Shaquita Estes and her daughter Lexie have used their experience of battling breast cancer as a family to inspire others through their book, “No Hair, Don’t Care!”
Their book was released on Feb. 11, which was also Lexie’s ninth birthday. She was able to read the book to her class at Brooks Elementary School on her birthday.
When Shaquita Estes was diagnosed with breast cancer, one of the hardest things she said she had to deal with was the loss of her hair from chemotherapy.
It was also hard for her to find ways to explain what was happening with her to Lexie. She said she couldn’t find books that show people who look like them, or who they can relate to in their cancer journey.
“One day, we were sitting down talking, and she could really remember so much of this journey that we had been on as a family for a year,” Estes said. “So then I said, ‘Why don’t we put it to a book? This would be therapeutic, to write down our journey.’”
“No Hair, Don’t Care!” is told through Lexie’s eyes as she watches her mom battle breast cancer. Estes said Lexie wrote down her thoughts, and then she went back and helped Lexie put the book together.
Their book is about how, as a family, they navigated the physical and emotional changes chemotherapy brought. Lexie was having a hard time dealing with what her mom was going to look like on the outside while undergoing treatment.
Estes said hair is important, especially to African American women, and losing her hair was one of the physical changes brought on by chemotherapy that she and her daughter both had a hard time dealing with.
After six months of chemo, 33 days of radiation and four months of oral chemo, Estes said there is currently no evidence of disease in her body. She was diagnosed with breast cancer in 2018.
Estes said they decided to release the book on Lexie’s birthday because they both worked so hard on it and because they felt like it would signify a new beginning.

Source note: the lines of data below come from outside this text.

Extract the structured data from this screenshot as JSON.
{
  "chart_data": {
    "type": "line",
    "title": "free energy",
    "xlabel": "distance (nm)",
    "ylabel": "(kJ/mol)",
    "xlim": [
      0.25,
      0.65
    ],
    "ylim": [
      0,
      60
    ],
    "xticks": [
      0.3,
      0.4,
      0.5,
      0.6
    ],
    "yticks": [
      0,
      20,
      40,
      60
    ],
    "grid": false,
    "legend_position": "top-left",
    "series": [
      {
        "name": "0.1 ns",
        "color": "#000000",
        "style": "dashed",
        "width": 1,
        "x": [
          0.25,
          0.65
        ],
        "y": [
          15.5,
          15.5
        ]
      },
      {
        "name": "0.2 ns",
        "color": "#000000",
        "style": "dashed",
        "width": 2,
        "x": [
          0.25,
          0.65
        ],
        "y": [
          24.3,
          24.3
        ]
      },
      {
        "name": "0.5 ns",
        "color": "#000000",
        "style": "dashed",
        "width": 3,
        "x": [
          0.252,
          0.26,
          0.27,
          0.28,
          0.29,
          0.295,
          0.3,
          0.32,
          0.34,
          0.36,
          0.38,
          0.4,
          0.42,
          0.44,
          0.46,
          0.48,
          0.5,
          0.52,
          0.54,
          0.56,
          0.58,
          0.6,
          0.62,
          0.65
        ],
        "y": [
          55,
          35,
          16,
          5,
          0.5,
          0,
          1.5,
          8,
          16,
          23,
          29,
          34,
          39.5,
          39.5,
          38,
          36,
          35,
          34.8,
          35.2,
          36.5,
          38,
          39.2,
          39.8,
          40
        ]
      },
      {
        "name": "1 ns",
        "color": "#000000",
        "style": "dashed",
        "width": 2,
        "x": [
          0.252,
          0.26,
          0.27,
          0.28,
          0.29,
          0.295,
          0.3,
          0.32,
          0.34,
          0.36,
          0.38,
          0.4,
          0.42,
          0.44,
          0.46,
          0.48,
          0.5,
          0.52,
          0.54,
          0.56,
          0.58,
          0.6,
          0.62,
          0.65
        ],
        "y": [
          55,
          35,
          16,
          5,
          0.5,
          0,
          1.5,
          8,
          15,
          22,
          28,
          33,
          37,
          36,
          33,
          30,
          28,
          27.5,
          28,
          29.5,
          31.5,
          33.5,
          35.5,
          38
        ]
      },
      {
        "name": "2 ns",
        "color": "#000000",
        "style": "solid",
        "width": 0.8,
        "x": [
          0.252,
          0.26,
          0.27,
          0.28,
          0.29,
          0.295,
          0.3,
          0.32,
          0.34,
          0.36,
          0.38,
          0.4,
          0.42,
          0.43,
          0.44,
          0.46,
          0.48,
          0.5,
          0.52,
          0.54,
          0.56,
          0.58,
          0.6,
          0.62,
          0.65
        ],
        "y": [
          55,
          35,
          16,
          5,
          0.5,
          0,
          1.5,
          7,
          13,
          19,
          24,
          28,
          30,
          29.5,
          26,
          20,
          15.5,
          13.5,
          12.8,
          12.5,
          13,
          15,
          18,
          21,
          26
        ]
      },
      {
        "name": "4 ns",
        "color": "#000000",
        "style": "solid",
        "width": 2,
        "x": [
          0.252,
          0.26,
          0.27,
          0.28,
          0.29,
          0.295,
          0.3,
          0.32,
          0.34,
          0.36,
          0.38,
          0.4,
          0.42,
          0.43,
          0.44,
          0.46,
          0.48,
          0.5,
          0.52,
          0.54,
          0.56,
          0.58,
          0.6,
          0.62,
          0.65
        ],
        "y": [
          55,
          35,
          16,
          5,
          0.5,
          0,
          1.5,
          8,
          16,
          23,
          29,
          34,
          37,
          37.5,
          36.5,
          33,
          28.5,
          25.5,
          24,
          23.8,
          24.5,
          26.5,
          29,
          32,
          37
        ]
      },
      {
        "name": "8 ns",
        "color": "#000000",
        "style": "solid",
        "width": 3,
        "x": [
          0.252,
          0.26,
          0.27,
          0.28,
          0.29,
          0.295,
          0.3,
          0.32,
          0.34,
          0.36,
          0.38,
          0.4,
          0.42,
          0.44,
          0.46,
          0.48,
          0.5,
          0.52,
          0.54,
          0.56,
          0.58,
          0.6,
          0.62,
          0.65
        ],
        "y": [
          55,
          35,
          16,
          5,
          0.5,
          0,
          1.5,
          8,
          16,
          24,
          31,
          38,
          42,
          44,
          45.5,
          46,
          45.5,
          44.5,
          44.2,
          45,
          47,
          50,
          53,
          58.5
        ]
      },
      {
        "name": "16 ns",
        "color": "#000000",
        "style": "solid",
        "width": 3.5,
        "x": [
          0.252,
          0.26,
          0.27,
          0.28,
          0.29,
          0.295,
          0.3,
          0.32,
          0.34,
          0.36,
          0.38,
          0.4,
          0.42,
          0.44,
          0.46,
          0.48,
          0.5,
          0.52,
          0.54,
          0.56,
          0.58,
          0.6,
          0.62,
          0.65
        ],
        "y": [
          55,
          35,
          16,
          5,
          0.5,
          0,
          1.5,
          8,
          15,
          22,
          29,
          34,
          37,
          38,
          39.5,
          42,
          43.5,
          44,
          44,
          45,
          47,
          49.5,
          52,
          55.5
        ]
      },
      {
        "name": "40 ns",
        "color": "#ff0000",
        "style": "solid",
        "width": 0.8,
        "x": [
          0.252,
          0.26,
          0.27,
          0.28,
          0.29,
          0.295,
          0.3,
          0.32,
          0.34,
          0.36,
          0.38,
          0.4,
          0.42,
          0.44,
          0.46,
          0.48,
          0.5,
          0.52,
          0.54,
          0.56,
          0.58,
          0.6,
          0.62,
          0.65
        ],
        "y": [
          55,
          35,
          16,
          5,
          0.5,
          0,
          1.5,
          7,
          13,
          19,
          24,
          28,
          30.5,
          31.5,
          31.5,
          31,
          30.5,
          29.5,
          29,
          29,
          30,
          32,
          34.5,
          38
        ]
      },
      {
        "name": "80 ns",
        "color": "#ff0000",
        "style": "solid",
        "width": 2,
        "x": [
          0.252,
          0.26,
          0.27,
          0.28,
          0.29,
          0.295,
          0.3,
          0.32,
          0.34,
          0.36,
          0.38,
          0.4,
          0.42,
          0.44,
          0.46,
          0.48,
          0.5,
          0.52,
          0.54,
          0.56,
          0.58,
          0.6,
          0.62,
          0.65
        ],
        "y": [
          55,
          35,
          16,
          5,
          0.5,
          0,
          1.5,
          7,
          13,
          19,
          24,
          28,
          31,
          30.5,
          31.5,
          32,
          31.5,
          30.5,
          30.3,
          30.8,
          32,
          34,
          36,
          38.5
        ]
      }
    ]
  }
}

“Even though some things are hard, all you have to do is push through it, and your life will get better,” Lexie said.
Estes said Lexie was excited to see the pictures and the colors of the book in person. When it was released, she promoted it around her school and enjoyed her teachers asking her about being an author.
The book was self-published through DG Self-Publishing, based out of Arizona. The company helps authors self-publish children’s books, according to www.dgselfpublishing.com .

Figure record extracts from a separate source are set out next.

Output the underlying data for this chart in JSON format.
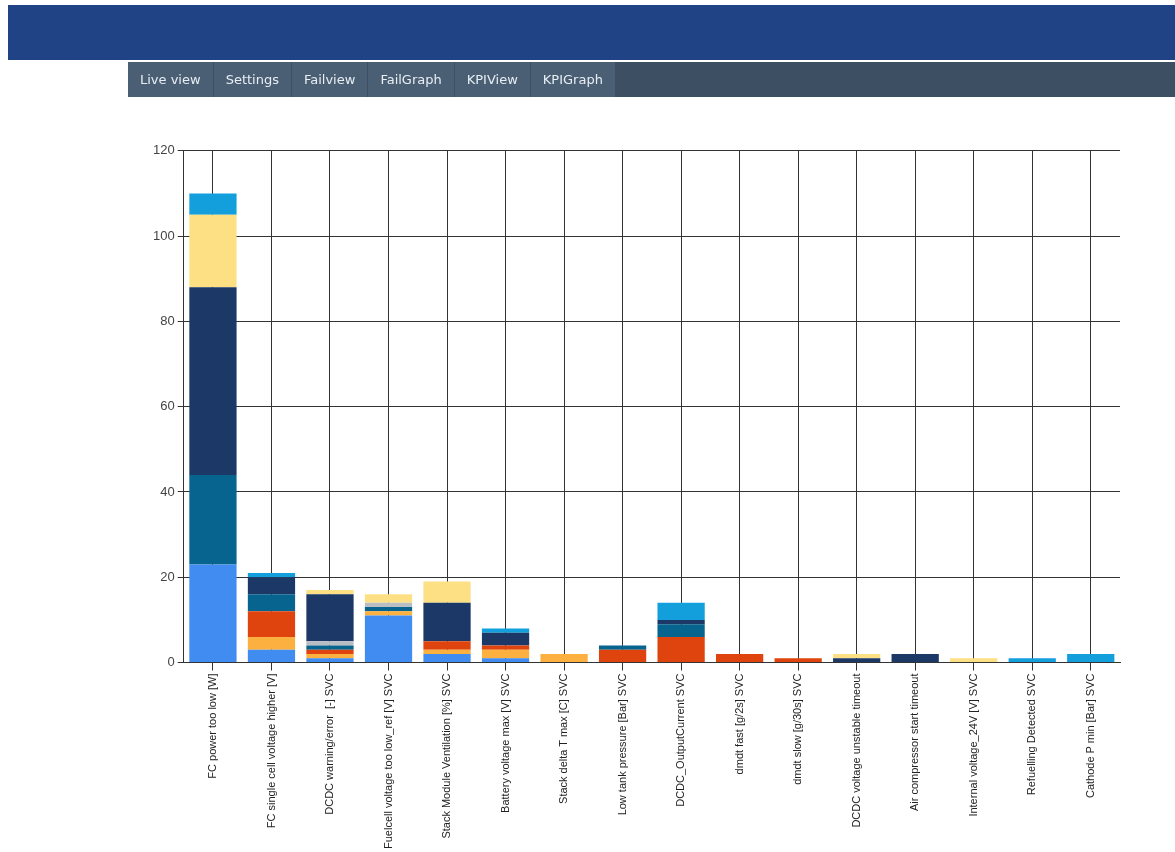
{
  "chart_data": {
    "type": "bar",
    "stacked": true,
    "grid": true,
    "legend": false,
    "annotations": [
      "Live view",
      "Settings",
      "Failview",
      "FailGraph",
      "KPIView",
      "KPIGraph"
    ],
    "categories": [
      "FC power too low [W]",
      "FC single cell voltage higher [V]",
      "DCDC warning/error  [-] SVC",
      "Fuelcell voltage too low_ref [V] SVC",
      "Stack Module Ventilation [%] SVC",
      "Battery voltage max [V] SVC",
      "Stack delta T max [C] SVC",
      "Low tank pressure [Bar] SVC",
      "DCDC_OutputCurrent SVC",
      "dmdt fast [g/2s] SVC",
      "dmdt slow [g/30s] SVC",
      "DCDC voltage unstable timeout",
      "Air compressor start timeout",
      "Internal voltage_24V [V] SVC",
      "Refuelling Detected SVC",
      "Cathode P min [Bar] SVC"
    ],
    "ylim": [
      0,
      120
    ],
    "yticks": [
      0,
      20,
      40,
      60,
      80,
      100,
      120
    ],
    "series": [
      {
        "color": "#418cf0",
        "values": [
          23,
          3,
          1,
          11,
          2,
          1,
          null,
          null,
          null,
          null,
          null,
          null,
          null,
          null,
          null,
          null
        ]
      },
      {
        "color": "#fbb040",
        "values": [
          null,
          3,
          1,
          1,
          1,
          2,
          2,
          null,
          null,
          null,
          null,
          null,
          null,
          null,
          null,
          null
        ]
      },
      {
        "color": "#e0440e",
        "values": [
          null,
          6,
          1,
          null,
          2,
          1,
          null,
          3,
          6,
          2,
          1,
          null,
          null,
          null,
          null,
          null
        ]
      },
      {
        "color": "#06648f",
        "values": [
          21,
          4,
          1,
          1,
          null,
          null,
          null,
          1,
          3,
          null,
          null,
          null,
          null,
          null,
          null,
          null
        ]
      },
      {
        "color": "#b8bec4",
        "values": [
          null,
          null,
          1,
          1,
          null,
          null,
          null,
          null,
          null,
          null,
          null,
          null,
          null,
          null,
          null,
          null
        ]
      },
      {
        "color": "#1b3866",
        "values": [
          44,
          4,
          11,
          null,
          9,
          3,
          null,
          null,
          1,
          null,
          null,
          1,
          2,
          null,
          null,
          null
        ]
      },
      {
        "color": "#fee084",
        "values": [
          17,
          null,
          1,
          2,
          5,
          null,
          null,
          null,
          null,
          null,
          null,
          1,
          null,
          1,
          null,
          null
        ]
      },
      {
        "color": "#139fdc",
        "values": [
          5,
          1,
          null,
          null,
          null,
          1,
          null,
          null,
          4,
          null,
          null,
          null,
          null,
          null,
          1,
          2
        ]
      }
    ]
  }
}
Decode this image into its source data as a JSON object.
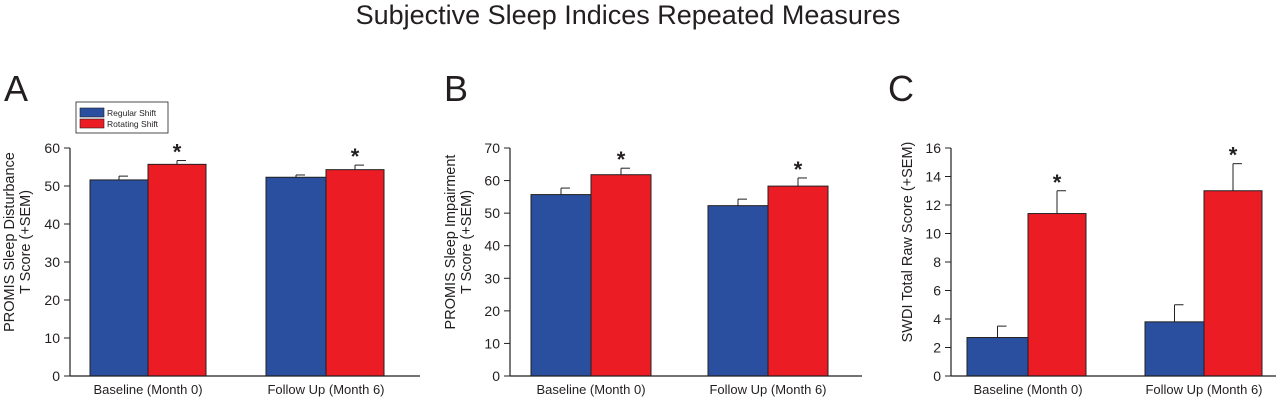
{
  "title": "Subjective Sleep Indices Repeated Measures",
  "legend": {
    "items": [
      {
        "label": "Regular Shift",
        "color": "#2a4f9e"
      },
      {
        "label": "Rotating Shift",
        "color": "#ec1c24"
      }
    ]
  },
  "colors": {
    "regular": "#2a4f9e",
    "rotating": "#ec1c24",
    "axis": "#231f20"
  },
  "significance_marker": "*",
  "chart_data": [
    {
      "type": "bar",
      "panel": "A",
      "ylabel": "PROMIS Sleep Disturbance T Score (+SEM)",
      "ylabel_lines": [
        "PROMIS Sleep Disturbance",
        "T Score (+SEM)"
      ],
      "categories": [
        "Baseline (Month 0)",
        "Follow Up (Month 6)"
      ],
      "ylim": [
        0,
        60
      ],
      "yticks": [
        0,
        10,
        20,
        30,
        40,
        50,
        60
      ],
      "series": [
        {
          "name": "Regular Shift",
          "values": [
            51.6,
            52.3
          ],
          "sem": [
            1.0,
            0.6
          ]
        },
        {
          "name": "Rotating Shift",
          "values": [
            55.7,
            54.3
          ],
          "sem": [
            1.0,
            1.2
          ]
        }
      ],
      "significant": [
        true,
        true
      ]
    },
    {
      "type": "bar",
      "panel": "B",
      "ylabel": "PROMIS Sleep Impairment T Score (+SEM)",
      "ylabel_lines": [
        "PROMIS Sleep Impairment",
        "T Score (+SEM)"
      ],
      "categories": [
        "Baseline (Month 0)",
        "Follow Up (Month 6)"
      ],
      "ylim": [
        0,
        70
      ],
      "yticks": [
        0,
        10,
        20,
        30,
        40,
        50,
        60,
        70
      ],
      "series": [
        {
          "name": "Regular Shift",
          "values": [
            55.7,
            52.3
          ],
          "sem": [
            2.0,
            2.0
          ]
        },
        {
          "name": "Rotating Shift",
          "values": [
            61.8,
            58.3
          ],
          "sem": [
            2.0,
            2.5
          ]
        }
      ],
      "significant": [
        true,
        true
      ]
    },
    {
      "type": "bar",
      "panel": "C",
      "ylabel": "SWDI Total Raw Score (+SEM)",
      "ylabel_lines": [
        "SWDI Total Raw Score (+SEM)"
      ],
      "categories": [
        "Baseline (Month 0)",
        "Follow Up (Month 6)"
      ],
      "ylim": [
        0,
        16
      ],
      "yticks": [
        0,
        2,
        4,
        6,
        8,
        10,
        12,
        14,
        16
      ],
      "series": [
        {
          "name": "Regular Shift",
          "values": [
            2.7,
            3.8
          ],
          "sem": [
            0.8,
            1.2
          ]
        },
        {
          "name": "Rotating Shift",
          "values": [
            11.4,
            13.0
          ],
          "sem": [
            1.6,
            1.9
          ]
        }
      ],
      "significant": [
        true,
        true
      ]
    }
  ]
}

“No Hair, Don’t Care!” is available on Amazon, and signed copies are available at www.quitasquest.com .
Estes said they were planning on hosting a book signing when “No Hair, Don’t Care!” was released, but because of COVID-19, they’ve had to hold off.

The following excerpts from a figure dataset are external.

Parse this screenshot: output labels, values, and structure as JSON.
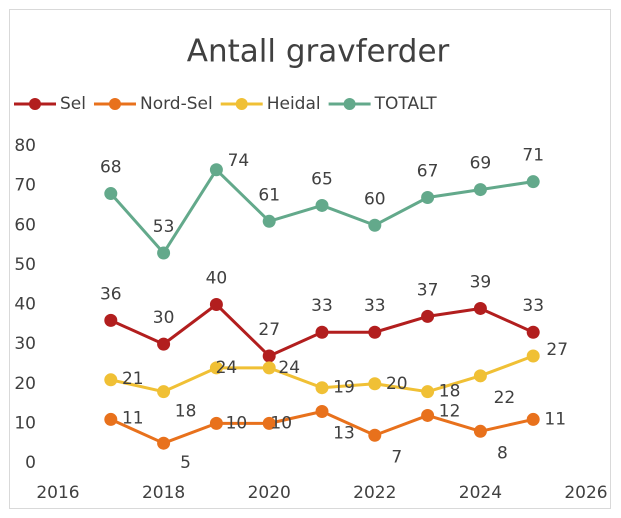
{
  "chart_data": {
    "type": "line",
    "title": "Antall gravferder",
    "x": [
      2017,
      2018,
      2019,
      2020,
      2021,
      2022,
      2023,
      2024,
      2025
    ],
    "series": [
      {
        "name": "Sel",
        "color": "#b21e1e",
        "values": [
          36,
          30,
          40,
          27,
          33,
          33,
          37,
          39,
          33
        ]
      },
      {
        "name": "Nord-Sel",
        "color": "#e8711c",
        "values": [
          11,
          5,
          10,
          10,
          13,
          7,
          12,
          8,
          11
        ]
      },
      {
        "name": "Heidal",
        "color": "#f0c035",
        "values": [
          21,
          18,
          24,
          24,
          19,
          20,
          18,
          22,
          27
        ]
      },
      {
        "name": "TOTALT",
        "color": "#63a98b",
        "values": [
          68,
          53,
          74,
          61,
          65,
          60,
          67,
          69,
          71
        ]
      }
    ],
    "xlim": [
      2016,
      2026
    ],
    "xticks": [
      2016,
      2018,
      2020,
      2022,
      2024,
      2026
    ],
    "ylim": [
      0,
      80
    ],
    "yticks": [
      0,
      10,
      20,
      30,
      40,
      50,
      60,
      70,
      80
    ],
    "legend": "top",
    "grid": false
  }
}
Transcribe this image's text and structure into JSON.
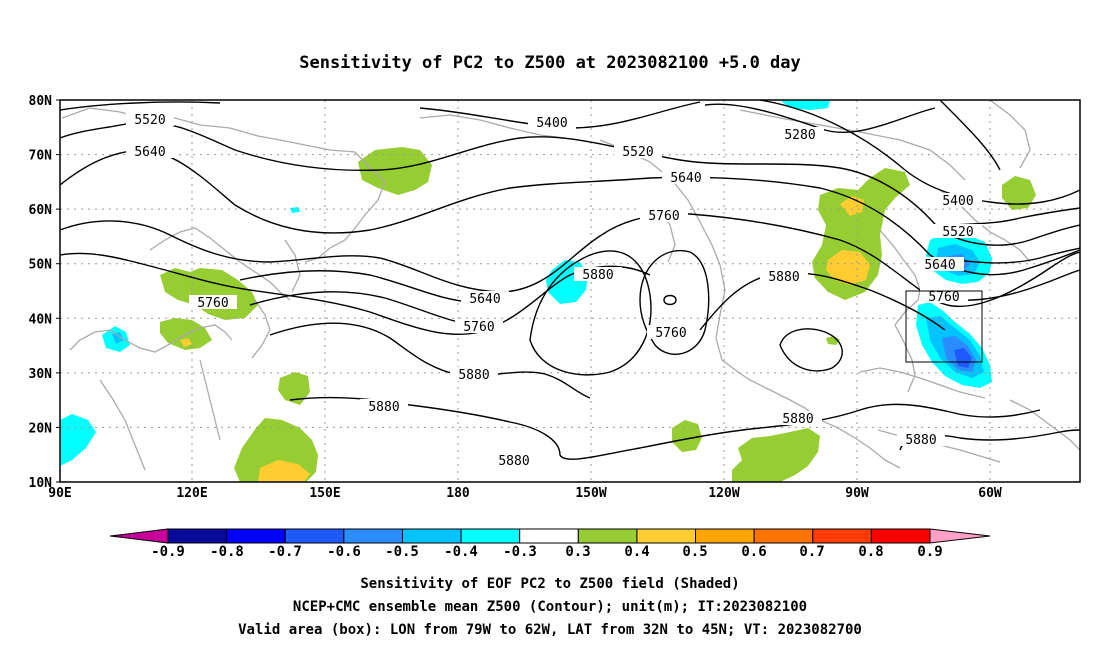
{
  "title": "Sensitivity of PC2 to Z500 at 2023082100 +5.0 day",
  "axes": {
    "lat_labels": [
      "80N",
      "70N",
      "60N",
      "50N",
      "40N",
      "30N",
      "20N",
      "10N"
    ],
    "lon_labels": [
      "90E",
      "120E",
      "150E",
      "180",
      "150W",
      "120W",
      "90W",
      "60W"
    ]
  },
  "contour_labels": [
    {
      "text": "5520"
    },
    {
      "text": "5640"
    },
    {
      "text": "5400"
    },
    {
      "text": "5280"
    },
    {
      "text": "5520"
    },
    {
      "text": "5640"
    },
    {
      "text": "5760"
    },
    {
      "text": "5400"
    },
    {
      "text": "5520"
    },
    {
      "text": "5640"
    },
    {
      "text": "5760"
    },
    {
      "text": "5880"
    },
    {
      "text": "5880"
    },
    {
      "text": "5760"
    },
    {
      "text": "5640"
    },
    {
      "text": "5760"
    },
    {
      "text": "5760"
    },
    {
      "text": "5880"
    },
    {
      "text": "5880"
    },
    {
      "text": "5880"
    },
    {
      "text": "5880"
    },
    {
      "text": "5880"
    }
  ],
  "colorbar": {
    "labels": [
      "-0.9",
      "-0.8",
      "-0.7",
      "-0.6",
      "-0.5",
      "-0.4",
      "-0.3",
      "0.3",
      "0.4",
      "0.5",
      "0.6",
      "0.7",
      "0.8",
      "0.9"
    ],
    "colors": [
      "#0a0a9a",
      "#0000ff",
      "#1e5aff",
      "#2a8cff",
      "#00c3ff",
      "#00ffff",
      "#ffffff",
      "#96cd32",
      "#ffcd32",
      "#ffa500",
      "#ff7300",
      "#ff3c00",
      "#ff0000"
    ],
    "low_end_color": "#c8009b",
    "high_end_color": "#ffa0c8"
  },
  "captions": [
    "Sensitivity of EOF PC2 to Z500 field (Shaded)",
    "NCEP+CMC ensemble mean Z500 (Contour); unit(m); IT:2023082100",
    "Valid area (box): LON from 79W to 62W, LAT from 32N to 45N; VT: 2023082700"
  ]
}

She said they were able to read the book at Inman Elementary School in Fayetteville and Ivy Prep Academy in Atlanta before schools were closed. Estes also held a virtual story read for Charge Up Campaign, a cancer organization, in April.
She said she plans to participate and share her book at Breast Cancer Awareness Month activities in October.
Estes said she still plans to hold a book signing when it is safe to do so. She has been working from home during COVID-19 because she is still immunocompromised, and she works for Emory Healthcare as a pediatric nurse practitioner.
Her position in health care was another way she could understand why kids sometimes have a hard time understanding cancer and hair loss.
Lexie was 7 years old when Estes received her cancer diagnosis, which is a time developmentally when kids begin to understand death, she said.
Estes added that children are more aware of their surroundings than parents may think, and it is important to discuss what cancer is and how it can affect family members with children.
Estes said she’s glad she was able to share her journey with Lexie because it has helped her heal.
While working from home, Estes said she is taking preventive measures to stay healthy and she’s trying to get back to a sense of normalcy.
“It’s been an adjustment and a blessing,” Estes said. “I’m just really embracing the time with my family. It makes you appreciate the time you have.”
Estes said now that the book is released, she hopes it will bring a sense of unity and help parents be able to have open conversations with their children about cancer.
She also said she hopes those who read the book will see that a family can make it through a similar journey, as long as they stick together.
“I hope it brings joy and love to people’s hearts to see a family work together,” Estes said.